In both GLMM and MMRM models missing data are assumed to be “missing at random” (MAR), and analyses incorporate all available repeated measures from all participants and account for within-subject correlations over time. Although missing values are not directly imputed, the observed data contribute to estimating parameters that implicitly inform inference in the presence of missing data. Secondary outcomes including participant satisfaction and safety will be summarized descriptively.

Alpha will be set a p < 0.05. Effect sizes will be represented with a standardized mean difference (SMD) using baseline SDs for continuous outcomes, and odds ratio, risk difference and number needed to treat (NNT) for binary outcomes. All analyses will be conducted using RStudio version 2024.12.0 Build 467.

Discussion

If efficacious, a simple, brief, and inexpensive intervention to reduce unhealthy alcohol use could be an attractive addition to public health initiatives and primary care clinics.
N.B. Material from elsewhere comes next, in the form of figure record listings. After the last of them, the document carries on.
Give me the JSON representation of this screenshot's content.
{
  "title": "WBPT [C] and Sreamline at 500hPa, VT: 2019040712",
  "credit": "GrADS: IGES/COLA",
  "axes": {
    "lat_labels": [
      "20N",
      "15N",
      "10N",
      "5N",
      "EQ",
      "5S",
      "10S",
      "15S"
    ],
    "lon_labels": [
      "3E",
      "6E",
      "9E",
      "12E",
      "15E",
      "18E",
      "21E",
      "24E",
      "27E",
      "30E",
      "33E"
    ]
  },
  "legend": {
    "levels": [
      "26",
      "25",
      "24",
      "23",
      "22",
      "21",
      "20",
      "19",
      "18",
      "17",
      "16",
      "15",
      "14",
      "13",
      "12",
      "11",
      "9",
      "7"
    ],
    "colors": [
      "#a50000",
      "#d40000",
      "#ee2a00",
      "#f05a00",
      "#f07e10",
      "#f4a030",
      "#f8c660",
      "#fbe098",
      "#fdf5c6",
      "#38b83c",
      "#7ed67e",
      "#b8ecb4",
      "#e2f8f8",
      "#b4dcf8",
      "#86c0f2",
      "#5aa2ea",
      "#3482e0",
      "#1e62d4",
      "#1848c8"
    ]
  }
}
For the primary outcome, it is expected that the experimental BI condition will significantly reduce alcohol consumption greater than the control condition and information about potential subgroup differences between severity levels, health risk knowledge retention levels, sex, and age will provide information about future interventions of this nature. Further groups differences are expected from secondary analyses.

The proposed research project adds original contributions in many ways. To our knowledge, this would be the first study in Japan to investigate the efficacy of an unguided web-based BI for alcohol use. Second, the proposed research would improve upon previous studies by considerably reducing treatment costs with the elimination of genotyping, making the intervention non-invasive. This could also improve feasibility by substituting a short screener that identifies probable ALDH2*2 genotype. Third, BI is well studied in the U.S. and Europe. However, little is known about the efficacy in Asian countries with different drinking cultures, consequences, and effective motivational factors for moderated drinking. Fourth, the existing ALDH2 BI studies were done with university students, most of whom drank alcohol at low levels. The proposed research will improve upon the existing U.S. study by recruiting from the general population who report moderate to high alcohol consumption.

Supporting information

S2 Table. BIGRE treatment video intervention script (translated from Japanese).

https://doi.org/10.1371/journal.pone.0347064.s002

(DOCX)

S3 Table. QoL Sham control video script (translated from Japanese).

https://doi.org/10.1371/journal.pone.0347064.s003

(DOCX)

S4 Table. Ethics review submission (translated from Japanese).

https://doi.org/10.1371/journal.pone.0347064.s004

(DOCX)

S5 Table. Informed consent document (translated from Japanese).

https://doi.org/10.1371/journal.pone.0347064.s005

(DOCX)

Acknowledgments

Plans to Communicate Trial Results: Results will be reported in the trial registry and in an academic journal.